Процитированное место в воспоминаниях посла являлось как бы ответом на статью кн. Палей, напечатанную в Revue de Paris 15 марта 23 г. Излагая свидание с русским министром ин. дел, английский посол использовал свое тогдашнее донесение в Лондон[51], – его, как и последующие донесения, привел в своих воспоминаниях Л. Джордж.
   В тот же день Милюков был у Палеолога. Тот записал: «Арест Императора и Императрицы сильно волнует Милюкова… Он просит Бьюкенена немедленно телеграфировать в Лондон и настаивать на срочном ответе (d’extreme urgence)… Для нас это последний шанс спасти свободу и, быть может, жизнь этих несчастных». Подобный пессимизм не совсем соответствовал тогдашним настроениям министра иностр. дел, как можно судить по другим сопоставлениям – сам Милюков склонен был впоследствии возражать против преувеличений в оценке советской энергии и объяснял это преувеличение болезненным состоянием (наприм. Гучкова): – на деле вожди «совдепа» прекрасно сознавали свою тогдашнюю неготовность к серьезной борьбе с только что создавшейся властью («Кто виноват?»).
   Настойчивость министра иност. дел следует скорее объяснить впечатлением, которое он получил от разговора с английским послом, – довольно ясно сказалось, что акт ареста встретил крайне неблагоприятное отношение в дипломатических кругах и лишь осложнил международные отношения. Поэтому министр и «счел своим долгом вступить в переговоры»: «Категорически утверждаю, – показывал Милюков Соколову, – что таково было желание Временного Правительства». «Желание» не означает еще решения. Это подтвердил Соколову министр-председатель: «Ввиду внутреннего положения отъезд представлялся желательным. Говорили обе – Англия и Дания. Вопрос не был поставлен на решение Времен. Правит, но, кажется, министр иностран. дел изучал этот вопрос». – «Не знаю, почему ничего из этого не вышло», – характерно добавлял кн. Львов. – Времен. Прав. сделало попытку осведомиться перед английским правительством относительно возможности перевода царского семейства в Англию», – с своей стороны утверждал министр юстиции, которому были поручены правительством заботы об арестованных.
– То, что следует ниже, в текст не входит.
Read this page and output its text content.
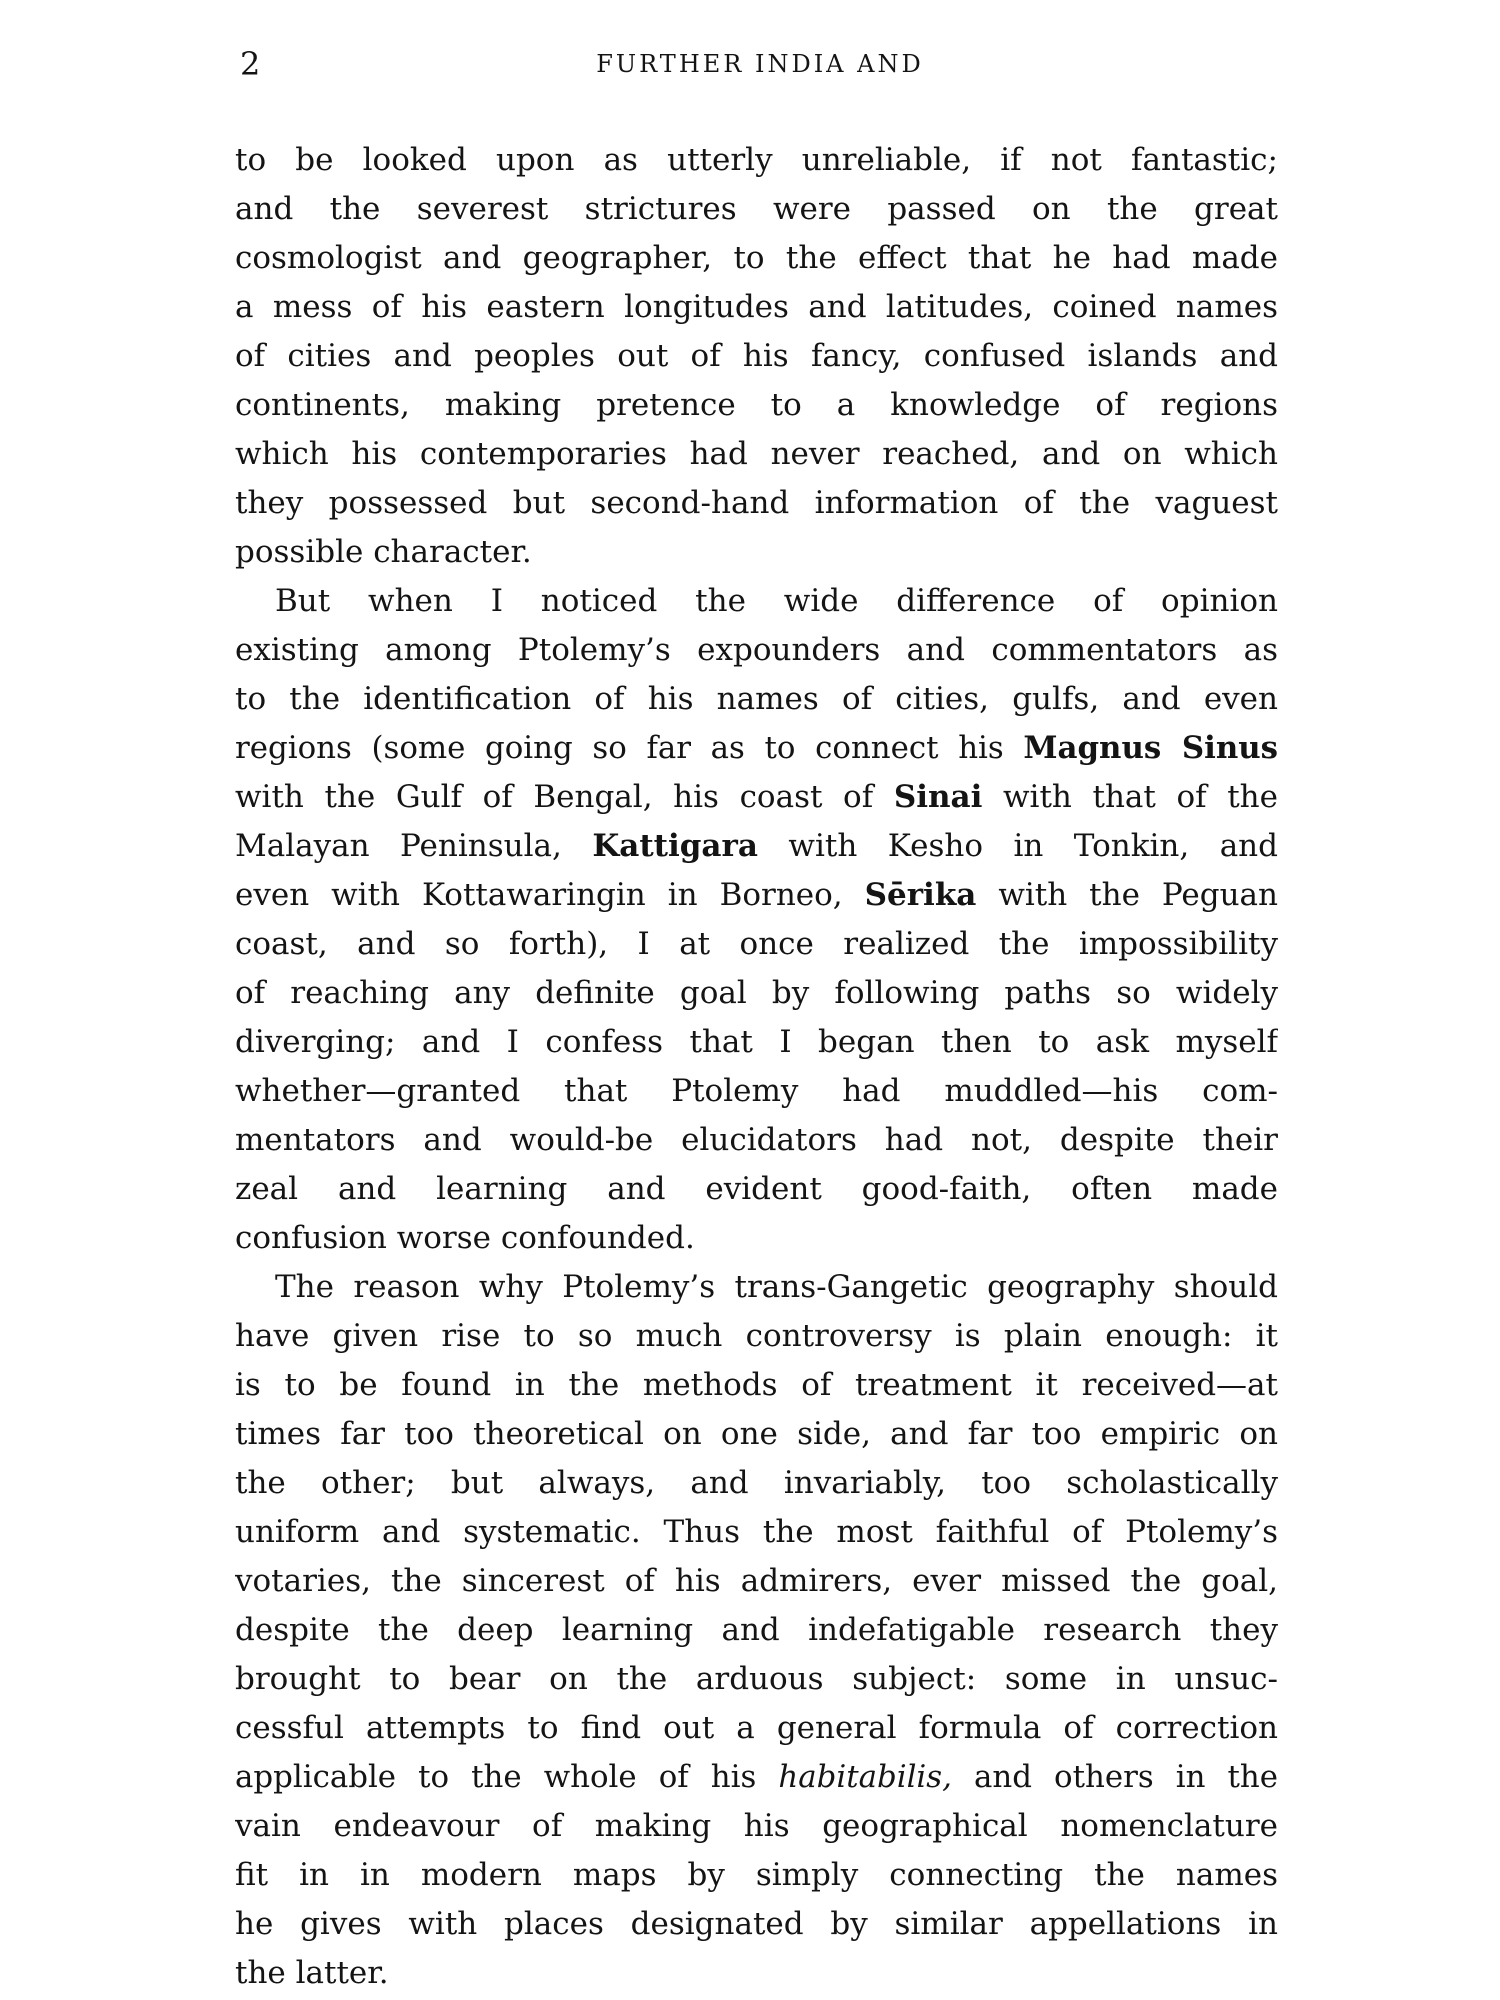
2	FURTHER INDIA AND
to be looked upon as utterly unreliable, if not fantastic;
and the severest strictures were passed on the great
cosmologist and geographer, to the effect that he had made
a mess of his eastern longitudes and latitudes, coined names
of cities and peoples out of his fancy, confused islands and
continents, making pretence to a knowledge of regions
which his contemporaries had never reached, and on which
they possessed but second-hand information of the vaguest
possible character.
But when I noticed the wide difference of opinion
existing among Ptolemy’s expounders and commentators as
to the identification of his names of cities, gulfs, and even
regions (some going so far as to connect his Magnus Sinus
with the Gulf of Bengal, his coast of Sinai with that of the
Malayan Peninsula, Kattigara with Kesho in Tonkin, and
even with Kottawaringin in Borneo, Sērika with the Peguan
coast, and so forth), I at once realized the impossibility
of reaching any definite goal by following paths so widely
diverging; and I confess that I began then to ask myself
whether—granted that Ptolemy had muddled—his com-
mentators and would-be elucidators had not, despite their
zeal and learning and evident good-faith, often made
confusion worse confounded.
The reason why Ptolemy’s trans-Gangetic geography should
have given rise to so much controversy is plain enough: it
is to be found in the methods of treatment it received—at
times far too theoretical on one side, and far too empiric on
the other; but always, and invariably, too scholastically
uniform and systematic. Thus the most faithful of Ptolemy’s
votaries, the sincerest of his admirers, ever missed the goal,
despite the deep learning and indefatigable research they
brought to bear on the arduous subject: some in unsuc-
cessful attempts to find out a general formula of correction
applicable to the whole of his habitabilis, and others in the
vain endeavour of making his geographical nomenclature
fit in in modern maps by simply connecting the names
he gives with places designated by similar appellations in
the latter.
   «Я сразу протелеграфировал в мин. иностр. дел за необходимыми полномочиями, – вспоминает Бьюкенен. – 23 марта (т.е. 10-го по старому стилю) я уведомил Милюкова, что Король и правительство Е. В. счастливы присоединиться к предложению Времен. Правительства о предоставлении Государю и его семье убежища в Англии, которым Их Величества могут пользоваться в продолжение войны. В случае принятия этого предложения русское правительство, естественно, озаботится обеспечением их необходимым содержанием. Уверяя меня, что им будет дана щедрая пенсия, Милюков в то же время просил не придавать гласности того, что Врем. Прав. взяло на себя в этом деле инициативу[52]. Я затем выразил надежду, что, не теряя времени, будет приступлено к приготовлениям к отъезду Их Величеств в порт Романов».
   В своих воспоминаниях Бьюкенен передавал лишь официальный документ, препровожденный в мин. инос. дел и сообщенный лично Милюкову при свидании[53]. В донесении в Лондон посол подчеркивал, что в своем ответе он просил министра «особенно отметить, что ваше приглашение делается исключительно в ответ на указание его правительства». Очевидно, боялись упреков во вмешательство во внутренние дела страны[54] и своих «левых». В воспоминаниях Бьюкенен писал: «Мы также имели своих крайних левых, с которыми приходилось считаться, и мы не могли взять на себя почина без того, чтобы нас не заподозрили в видах на дальнейшее. Интересно в официальном донесении посла и пояснение, касающееся финансовой стороны проекта о предоставлении Царю гостеприимства в Англии – оно расходится с указанием в воспоминаниях на согласие Милюкова дать „щедрую пенсию“; в донесении Бьюкенен сообщал, что „по сведениям министер. иностр. дел Царь имеет достаточные личные средства; во всяком случае, финансовый вопрос будет улажен на широких основаниях…“
   Хотя Бьюкенен телеграммой в Лондон 11 марта говорил, что «по вопросу о безопасности нет повода для какого либо опасения», он в своем официальном отношении в русское министерство счел долгом засвидетельствовать, что «всякое оскорбление, нанесенное бывшему Императору или его семье уничтожит симпатии, вызванные мартом, ходом революции и унизит новое правительство в глазах мира» [55].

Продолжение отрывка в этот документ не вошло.